I would like to know if anyone has been in a position of supporting someone with repressed memories, or similar?
I realise I'm not the one who can give him the help he needs but I want to be constructive in what I do say, especially because he does not feel he's getting support from the therapists he does see.
Any advice would be very much appreciated.
Hello & thank you for you reply.
Well he told my husband first (privately), then he brought it up in conversation between all of us. It is unusual yes, this kind of sexual abuse is never spoken about, written about.. he hasn't asked us to help him, he just talks about it briefly from time to time. And we can't help, I do know that. I guess all we can do is offer our support. But I was putting it out there to see if anyone had been in a similar situation.
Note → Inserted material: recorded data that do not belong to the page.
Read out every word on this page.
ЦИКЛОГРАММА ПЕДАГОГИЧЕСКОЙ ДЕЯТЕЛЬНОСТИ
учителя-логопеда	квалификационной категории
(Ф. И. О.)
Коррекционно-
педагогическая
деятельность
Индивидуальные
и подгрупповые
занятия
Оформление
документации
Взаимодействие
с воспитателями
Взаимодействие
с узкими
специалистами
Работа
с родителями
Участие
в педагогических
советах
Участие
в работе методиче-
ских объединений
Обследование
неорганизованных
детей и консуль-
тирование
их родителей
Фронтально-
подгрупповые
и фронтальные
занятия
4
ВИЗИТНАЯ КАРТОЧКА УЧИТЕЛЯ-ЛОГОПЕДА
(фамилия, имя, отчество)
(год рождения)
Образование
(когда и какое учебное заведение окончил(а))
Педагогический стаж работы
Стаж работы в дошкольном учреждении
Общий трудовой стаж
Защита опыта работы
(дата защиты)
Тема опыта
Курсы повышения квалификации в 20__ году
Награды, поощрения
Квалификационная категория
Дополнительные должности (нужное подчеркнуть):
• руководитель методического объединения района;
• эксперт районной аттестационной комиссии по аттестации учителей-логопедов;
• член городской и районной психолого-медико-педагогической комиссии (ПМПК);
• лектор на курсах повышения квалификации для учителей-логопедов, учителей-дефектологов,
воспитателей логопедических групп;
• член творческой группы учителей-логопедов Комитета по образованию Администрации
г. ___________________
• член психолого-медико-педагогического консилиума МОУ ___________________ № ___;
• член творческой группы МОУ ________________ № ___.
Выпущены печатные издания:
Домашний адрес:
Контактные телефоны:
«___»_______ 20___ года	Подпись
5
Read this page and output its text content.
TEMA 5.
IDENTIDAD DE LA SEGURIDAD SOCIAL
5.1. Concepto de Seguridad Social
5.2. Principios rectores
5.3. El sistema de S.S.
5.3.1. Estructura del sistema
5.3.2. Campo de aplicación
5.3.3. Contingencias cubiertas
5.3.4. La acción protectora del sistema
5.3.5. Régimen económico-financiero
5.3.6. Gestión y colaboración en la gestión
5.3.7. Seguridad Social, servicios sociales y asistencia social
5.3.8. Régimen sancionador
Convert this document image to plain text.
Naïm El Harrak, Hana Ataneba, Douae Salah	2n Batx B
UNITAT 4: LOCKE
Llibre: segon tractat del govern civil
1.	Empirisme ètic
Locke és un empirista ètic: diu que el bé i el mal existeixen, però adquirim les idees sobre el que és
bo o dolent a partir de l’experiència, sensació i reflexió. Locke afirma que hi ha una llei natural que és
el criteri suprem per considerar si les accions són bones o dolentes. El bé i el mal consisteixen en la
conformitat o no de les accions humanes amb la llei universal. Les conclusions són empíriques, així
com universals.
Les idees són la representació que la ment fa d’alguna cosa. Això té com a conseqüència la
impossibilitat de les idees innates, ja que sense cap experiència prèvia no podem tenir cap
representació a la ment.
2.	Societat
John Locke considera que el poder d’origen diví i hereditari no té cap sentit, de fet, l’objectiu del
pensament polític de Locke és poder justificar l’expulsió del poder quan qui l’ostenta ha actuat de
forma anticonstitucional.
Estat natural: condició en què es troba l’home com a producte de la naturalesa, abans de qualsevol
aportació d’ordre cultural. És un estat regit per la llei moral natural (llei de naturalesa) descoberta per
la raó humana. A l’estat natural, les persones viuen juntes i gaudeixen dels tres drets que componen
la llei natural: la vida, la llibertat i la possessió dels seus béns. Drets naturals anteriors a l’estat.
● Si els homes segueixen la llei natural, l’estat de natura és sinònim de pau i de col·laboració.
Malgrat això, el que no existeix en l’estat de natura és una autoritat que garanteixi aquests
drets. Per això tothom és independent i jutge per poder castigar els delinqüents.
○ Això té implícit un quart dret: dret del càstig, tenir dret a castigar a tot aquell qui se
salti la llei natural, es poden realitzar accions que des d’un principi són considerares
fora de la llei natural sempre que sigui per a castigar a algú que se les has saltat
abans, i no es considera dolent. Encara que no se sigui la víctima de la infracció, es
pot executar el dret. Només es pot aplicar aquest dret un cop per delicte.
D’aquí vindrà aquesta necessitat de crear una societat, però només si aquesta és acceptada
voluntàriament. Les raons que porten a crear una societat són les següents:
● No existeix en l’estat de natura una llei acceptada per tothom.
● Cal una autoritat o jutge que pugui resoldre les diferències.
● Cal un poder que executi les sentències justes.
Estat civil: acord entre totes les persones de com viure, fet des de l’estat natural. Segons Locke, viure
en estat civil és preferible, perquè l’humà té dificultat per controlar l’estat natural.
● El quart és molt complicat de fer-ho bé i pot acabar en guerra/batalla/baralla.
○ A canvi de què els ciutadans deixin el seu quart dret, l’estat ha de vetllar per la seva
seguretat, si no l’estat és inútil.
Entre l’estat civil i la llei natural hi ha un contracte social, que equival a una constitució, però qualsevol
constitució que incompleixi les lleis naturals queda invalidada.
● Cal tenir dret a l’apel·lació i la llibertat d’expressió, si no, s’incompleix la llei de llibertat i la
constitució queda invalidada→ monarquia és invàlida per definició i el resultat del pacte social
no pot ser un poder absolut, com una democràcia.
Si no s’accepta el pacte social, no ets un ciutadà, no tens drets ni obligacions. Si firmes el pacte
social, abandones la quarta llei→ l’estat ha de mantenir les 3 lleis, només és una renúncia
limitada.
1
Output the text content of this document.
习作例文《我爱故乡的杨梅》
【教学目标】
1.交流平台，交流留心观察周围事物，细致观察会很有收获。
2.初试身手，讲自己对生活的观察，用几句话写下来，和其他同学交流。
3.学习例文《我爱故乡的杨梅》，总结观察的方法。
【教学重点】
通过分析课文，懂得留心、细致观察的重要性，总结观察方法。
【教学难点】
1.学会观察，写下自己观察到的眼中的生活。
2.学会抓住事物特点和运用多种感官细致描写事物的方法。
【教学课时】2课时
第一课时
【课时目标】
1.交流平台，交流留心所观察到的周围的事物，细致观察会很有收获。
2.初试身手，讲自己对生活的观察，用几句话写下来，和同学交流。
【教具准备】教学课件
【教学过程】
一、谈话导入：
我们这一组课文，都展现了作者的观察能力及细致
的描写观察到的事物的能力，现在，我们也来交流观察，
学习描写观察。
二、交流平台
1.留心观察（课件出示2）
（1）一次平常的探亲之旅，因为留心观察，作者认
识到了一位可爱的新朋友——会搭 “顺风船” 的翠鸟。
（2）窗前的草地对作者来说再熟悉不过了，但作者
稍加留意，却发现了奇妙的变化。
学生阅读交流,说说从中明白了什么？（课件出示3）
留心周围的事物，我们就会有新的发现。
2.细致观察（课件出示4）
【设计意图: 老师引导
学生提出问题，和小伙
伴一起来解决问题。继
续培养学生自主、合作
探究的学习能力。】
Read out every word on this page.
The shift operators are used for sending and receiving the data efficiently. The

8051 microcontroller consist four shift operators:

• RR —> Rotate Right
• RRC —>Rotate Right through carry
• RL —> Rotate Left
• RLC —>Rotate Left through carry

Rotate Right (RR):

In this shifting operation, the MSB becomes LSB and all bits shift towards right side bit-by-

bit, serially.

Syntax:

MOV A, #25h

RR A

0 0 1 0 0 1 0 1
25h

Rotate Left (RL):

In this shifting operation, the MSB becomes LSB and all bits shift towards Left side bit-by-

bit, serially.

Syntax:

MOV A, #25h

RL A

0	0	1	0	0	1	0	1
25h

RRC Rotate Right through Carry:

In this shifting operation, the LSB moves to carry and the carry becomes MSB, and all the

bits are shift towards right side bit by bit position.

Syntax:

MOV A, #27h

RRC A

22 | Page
I agree with AlsoSusan2, it's *not* normal for someone you've to all intents only just met, to spill such seemingly deep, dark problems so soon in the budding friendship. This could indicate, either that [a] this is a friendship-making tack of his (narcissistic traits, whether actually to personality disordered extent or not - I call it 'playing the violin', it (wrongly) creates the impression the person is benign and needs/warrants premature new-friendship fast-tracking on your part(s) and preps you both for being give-give-givers (aw, poor baby, have some sweeties money)), [b] is genuine but just going against normal etiquette out of desperation (in which case, offer to help him find another counsellor, one with whom the odds now say he will click), [c] he's done something bad in the past that he won't be capable of keeping hidden from you, so the 'violin' is pre-provided as a softening backdrop/context so that you won't reject him when his 'crime' comes to light (i.e. desperate for friendship), [d] has nothing special with which to recommend himself so chooses the victim role as a way to gain attention and have something 'sensationalist' to talk about.
But - what was this rare kind of sexual abuse? Knowing what he's said on that score would certainly help everybody to give more correct and tailored advice.